To determine this reproducibility, three observers independently measured 10 anatomic sites in each of seven patients with sclerotic cGVHD using the MyotonPRO and durometer. Clinical reproducibility was measured by mean pairwise differences (U-statistic) and intraclass correlation coefficients (ICCs) with 95% confidence intervals (CIs). Mean pairwise differences, expressed in true physical units, were used to report typical errors for each anatomic site and device.

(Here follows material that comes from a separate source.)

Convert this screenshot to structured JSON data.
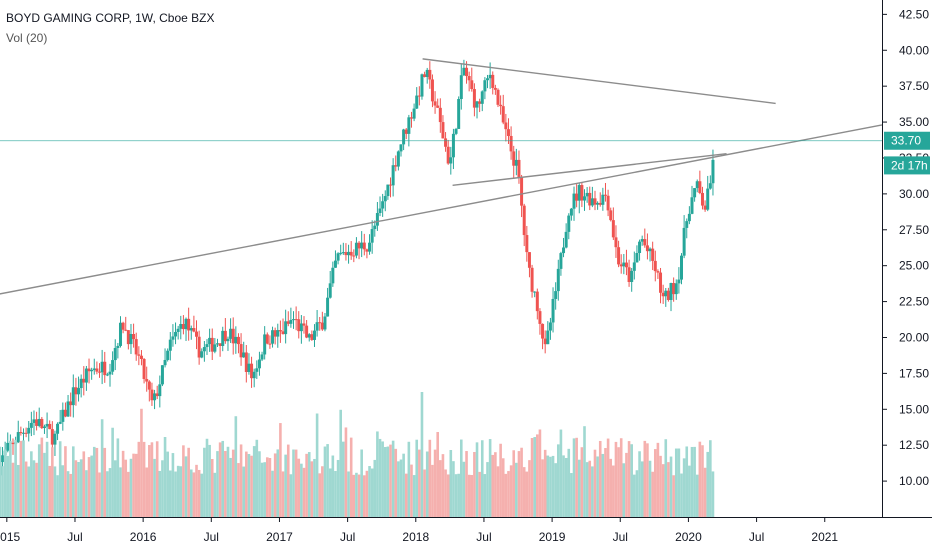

Mean pairwise differences were less than 11% of the average overall values for all five MyotonPROparameters and durometer hardness. These were lower for MyotonPRO creep (4.1%), relaxation time (4.7%), and frequency (5.1%) than decrement (9.0%), stiffness (10.4%), and durometer hardness (9.0%). MyotonPROparameters creep, relaxation time, and frequency showed promise for capturing skin biomechanics more accurately than MyotonPRO stiffness, decrement, or durometer hardness. Mean pairwise differences trended highest in the shin and volar forearm and lowest in the dorsal forearm. The interobserver ICC for overall (averaged across all measured body sites of a patient) creep (0.94; 95% CI 0.87–1.00), relaxation time (0.96; 95% CI 0.90–1.00), and frequency (0.95; 95% CI 0.88–1.00), trended higher than that for decrement (0.43; 95% CI 0.00–0.88), stiffness (0.92; 95% CI 0.81–1.00), and durometer hardness (0.82; 95% CI 0.61–1.00). Similar trends were observed in healthy participants.
These findings can help clinicians design better studies to assess therapeutic response to new cGVHD treatments and support the interpretation of future measurements.
Keywords: sclerosis, biomechanics, durometer, MyotonPRO, reproducibility, chronic cutaneous graft-versus-host disease
Overall, our results contribute towards validating the practicality of using the MyotonPRO and the durometer in future research and clinical practice. In particular, the MyotonPRO parameters of creep, relaxation time, and frequency show promise towards accurately capturing true skin biomechanics. A prospective longitudinal study following patients over time is needed to validate the use of the MyotonPRO to monitor cGVHD progression and treatment response. Inexperienced users with basic anatomy knowledge can acquire the skills to conduct these measurements with 6–8 h of expert-led, in-person training, as demonstrated by the observers KZ and AH in this study. We recommend the use of standardized measurement protocols and training materials created using the data presented here. Data interpretation will benefit from study designs that take into account the site-specific discriminatory ability and interrater reproducibility. The MPDs reported here could be used to inform whether changes in a participant’s measurements fall within the expected range of interrater differences. This would enable investigators to determine if the differences measured between two study populations might be attributed to measurement error or represent a true change in the biomechanical properties of participant’s skin. Thus, the MyotonPRO may offer a new approach to monitor disease progression and treatment responses in patients with sclerotic cGVHD.